Abstract

In bilingual contact environments, personal pronoun systems are relatively impervious to replacement or borrowing. Several Creole languages contain hybrid personal pronoun paradigms, but the language contact environments that resulted in creolization and mixed pronominal systems are no longer in effect, and the mechanisms of pronominal replacement remain unknown. The present analysis is based on data from Zamboangueño Chabacano, a variety of Philippine Creole Spanish that has already undergone at least one set of pronominal replacements in its history, substituting Spanish-derived plural pronouns with pronouns taken from Philippine languages. Due to recent migration, Zamboangueño Chabacano is now in contact with Tagalog, and younger speakers are incorporating the Tagalog second-person singular respect-neutral pronoun ikaw into the Chabacano system. The insertion of ikaw restores the respectful–respect-neutral pronominal distinction originally present in Spanish and found in Philippine languages but lacking in Chabacano.
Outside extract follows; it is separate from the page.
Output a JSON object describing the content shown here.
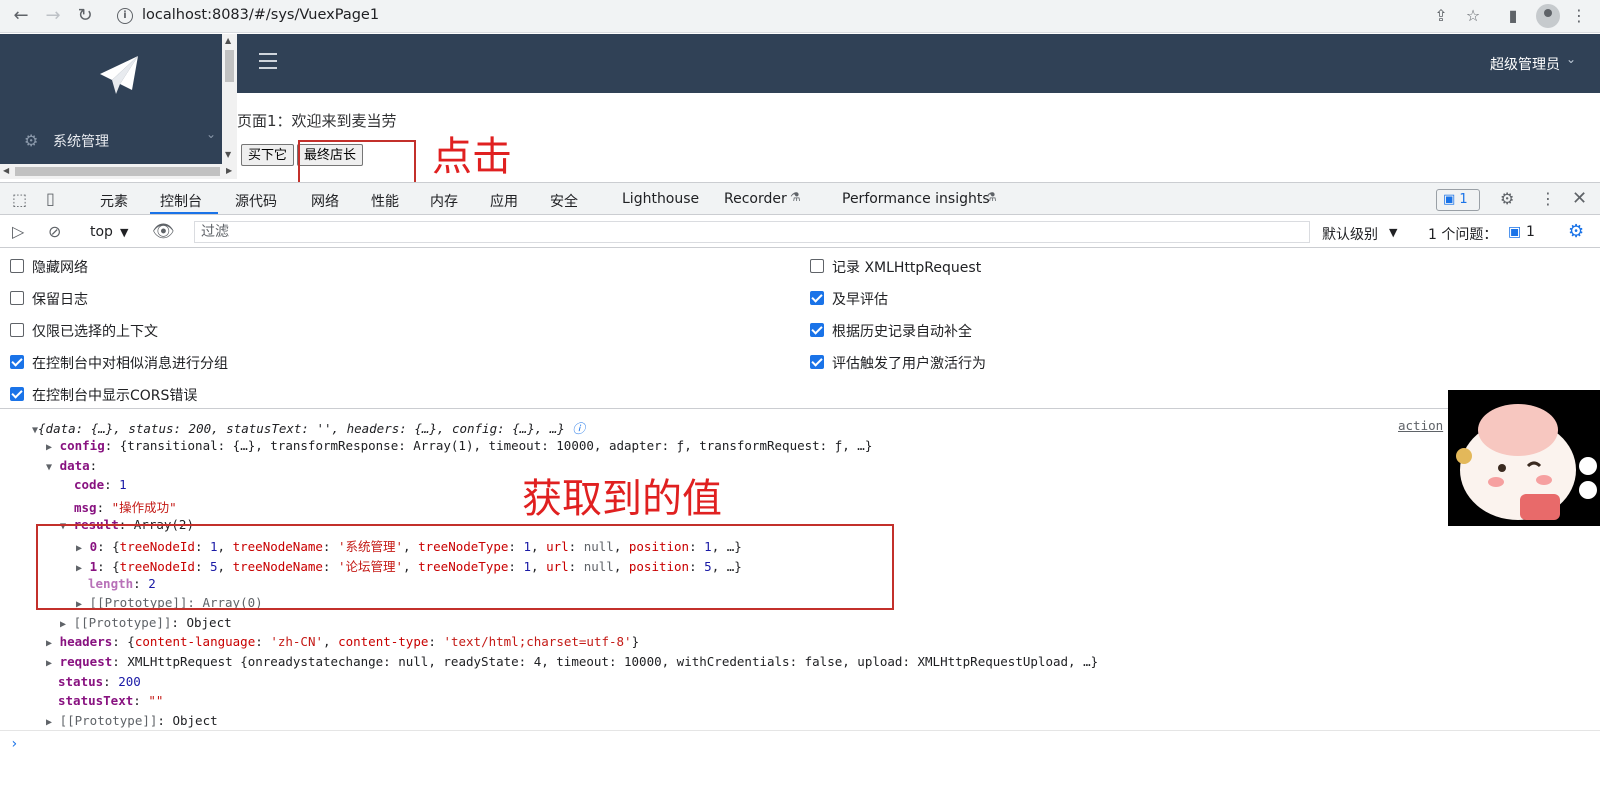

The ease with which a Tagalog pronoun is entering Chabacano is attributed to long-standing popular views that Zamboangueño Chabacano is already a mixed-up language—often regarded as “broken Spanish”—devoid of its own grammar and therefore readily susceptible to any and all intrusions. The use of ikaw as an in-group marker among Zamboangueño youth further aids the addition of the Tagalog pronoun to the Chabacano paradigm.